Михаил Литов - Московский гость
- Налей вина!
- Токайского... или как? - блеснул умением ориентироваться в сладкой жизни Руслан.
Питирим Николаевич посмотрел на него взглядом поднявшегося из гроба мертвеца.
- Вина... - прохрипел он.
Напуганный непонятным поведением учителя Руслан вскочил, взял со стола первую подвернувшуюся бутылку и приготовился склониться над бокалами, да так и замер, ибо учитель внезапно тоже встал и словно сомнамбула побрел прочь.
- Ну... ну! - угрожающе выдыхал, выпихивал из себя Питирим Николаевич.
Шишигин, сидевший за отдельным столиком, поднял глаза и внимательно посмотрел на Греховникова, который медленно, трудно приближался к нему, выставляя вперед руку ладонью вверх, как если бы шел к собрату по перу за милостыней. Но так расположилась его рука просто от бессилия, оттого, что Питирим Николаевич был настроен грозно и был даже готов погибнуть в драке с загадочным Шишигиным, о котором ничего толком нельзя было сказать, но при всем таком своем настроении совершенно не понимал или забыл, что нужно сделать, чтобы накопившаяся в нем гроза вышла наружу. Она закупорилась, затворилась в его грудной клетке, и подобное происходило с Греховниковым впервые. Причиной же этого состояния было то, что чем сильнее желал Питирим Николаевич отомстить Шишигину за свое унижение, тем сильнее боялся его и тем яснее сознавал, что Шишигин не обыкновенный смертный, которому можно запросто плюнуть в рожу, что Шишигин, может быть, куда опаснее даже того зловещего испортившего воздух фокусника, каким он предстал, когда выпустил из штанов змея. Но спускать Шишигину оскорбление только за то, что он обладает необыкновенными дарованиями, Питирим Николаевич не мог, по крайней мере больше не мог, и он приближался к врагу, повторяя свое "ну", и странным образом находил поддержку и укрепление духа в вопросе, почему же Шишигин, обладая незаурядными, может быть сверхъестественными способностями, пишет скверные книжки.
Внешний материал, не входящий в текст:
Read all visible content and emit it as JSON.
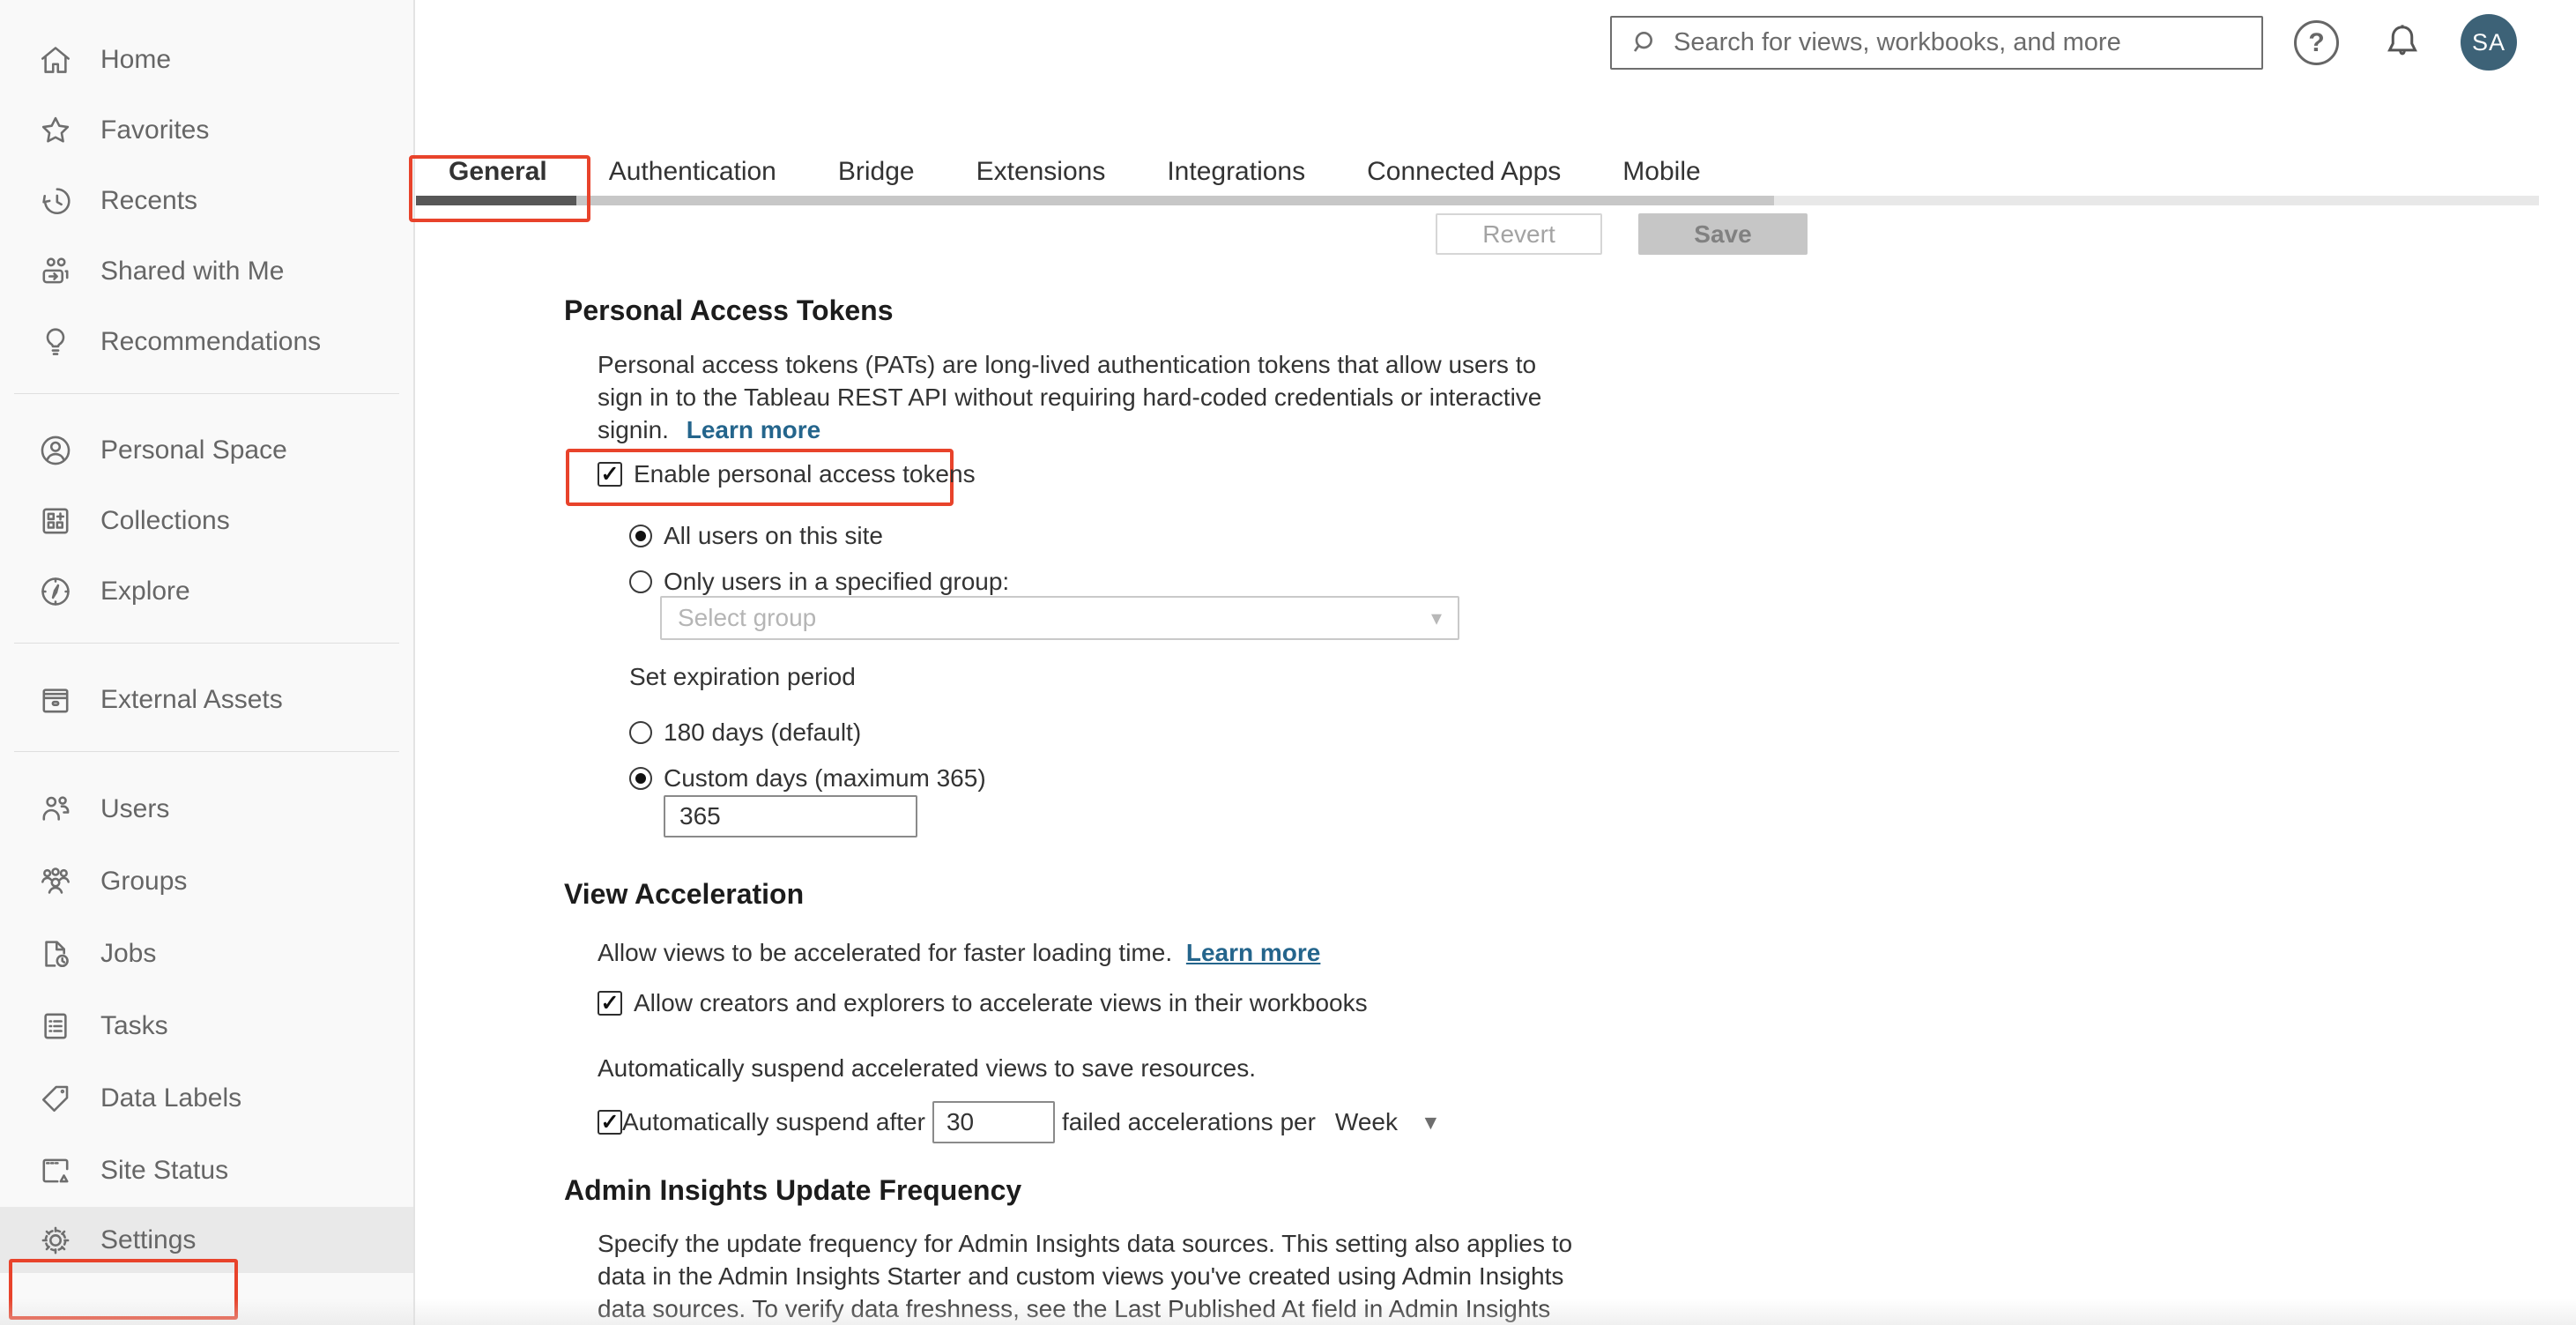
{
  "topbar": {
    "search_placeholder": "Search for views, workbooks, and more",
    "avatar_initials": "SA",
    "help_glyph": "?"
  },
  "sidebar": {
    "items": [
      {
        "icon": "home-icon",
        "label": "Home"
      },
      {
        "icon": "star-icon",
        "label": "Favorites"
      },
      {
        "icon": "recents-clock-icon",
        "label": "Recents"
      },
      {
        "icon": "shared-people-icon",
        "label": "Shared with Me"
      },
      {
        "icon": "lightbulb-icon",
        "label": "Recommendations"
      },
      {
        "icon": "person-circle-icon",
        "label": "Personal Space"
      },
      {
        "icon": "collections-grid-icon",
        "label": "Collections"
      },
      {
        "icon": "compass-icon",
        "label": "Explore"
      },
      {
        "icon": "drawer-icon",
        "label": "External Assets"
      },
      {
        "icon": "users-icon",
        "label": "Users"
      },
      {
        "icon": "groups-icon",
        "label": "Groups"
      },
      {
        "icon": "jobs-document-clock-icon",
        "label": "Jobs"
      },
      {
        "icon": "tasks-clipboard-icon",
        "label": "Tasks"
      },
      {
        "icon": "tag-icon",
        "label": "Data Labels"
      },
      {
        "icon": "site-status-window-icon",
        "label": "Site Status"
      },
      {
        "icon": "gear-icon",
        "label": "Settings"
      }
    ]
  },
  "tabs": {
    "items": [
      {
        "label": "General",
        "active": true
      },
      {
        "label": "Authentication"
      },
      {
        "label": "Bridge"
      },
      {
        "label": "Extensions"
      },
      {
        "label": "Integrations"
      },
      {
        "label": "Connected Apps"
      },
      {
        "label": "Mobile"
      }
    ]
  },
  "actions": {
    "revert": "Revert",
    "save": "Save"
  },
  "content": {
    "pat": {
      "title": "Personal Access Tokens",
      "desc_line1": "Personal access tokens (PATs) are long-lived authentication tokens that allow users to",
      "desc_line2": "sign in to the Tableau REST API without requiring hard-coded credentials or interactive",
      "desc_line3_prefix": "signin.",
      "learn_more": "Learn more",
      "enable_label": "Enable personal access tokens",
      "radio_all_users": "All users on this site",
      "radio_specified_group": "Only users in a specified group:",
      "group_placeholder": "Select group",
      "expiration_label": "Set expiration period",
      "radio_180": "180 days (default)",
      "radio_custom": "Custom days (maximum 365)",
      "custom_days_value": "365"
    },
    "view_accel": {
      "title": "View Acceleration",
      "desc": "Allow views to be accelerated for faster loading time.",
      "learn_more": "Learn more",
      "allow_label": "Allow creators and explorers to accelerate views in their workbooks",
      "suspend_desc": "Automatically suspend accelerated views to save resources.",
      "suspend_prefix": "Automatically suspend after",
      "suspend_value": "30",
      "suspend_suffix": "failed accelerations per",
      "period_value": "Week"
    },
    "admin_insights": {
      "title": "Admin Insights Update Frequency",
      "desc_line1": "Specify the update frequency for Admin Insights data sources. This setting also applies to",
      "desc_line2": "data in the Admin Insights Starter and custom views you've created using Admin Insights",
      "desc_line3": "data sources. To verify data freshness, see the Last Published At field in Admin Insights"
    }
  },
  "colors": {
    "annotation": "#e8432b",
    "link": "#24658c",
    "avatar_bg": "#3d6277",
    "tab_underline": "#575757"
  }
}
Все это Шишигин прочитал в глазах и в душе грядущего мстителя быстрее, чем сам Питирим Николаевич успел обдумать, прочувствовать и тем более высказать. Он отложил вилку, которой перед тем лениво ковырялся в шницеле, усмехнулся. И в тот же миг Питирим Николаевич ткнулся в какую-то невидимую стену. Его вытянутая рука отчасти углубилась в сопротивляющуюся наподобие резины массу, но не достала Шишигина, а вдруг принялась работать в каком-то своем режиме, в ней вообще образовалась нечто чужеродное, отдельное от воли Питирима Николаевича, стремительно отчуждавшееся от него, она вдруг обрела какую-то несуразную извилистость и на глазах почернела. А затем, когда Питирим Николаевич мог уже лишь стоять и таращиться в изумлении и ужасе на нее, она перестала быть рукой и получила окончательно твердый и тяжелый вид огромной рачьей клешни.
Учитель побрел назад. Он забыл об ученике, но когда прямо перед собой увидел его, с выпученными глазами и с прижатой к груди бутылкой, что-то судорожно заворочалось и булькнуло в нем, и он издал бессмысленное рычание. Руслан отшатнулся и зарычал тоже. Они бросились к выходу. Им навстречу, переваливаясь как тюлень, плыл Лев Исаевич, и Греховникова охватила ярость при виде этой фигуры, не сгинувшей в огне его ненависти к неприступному Шишигину.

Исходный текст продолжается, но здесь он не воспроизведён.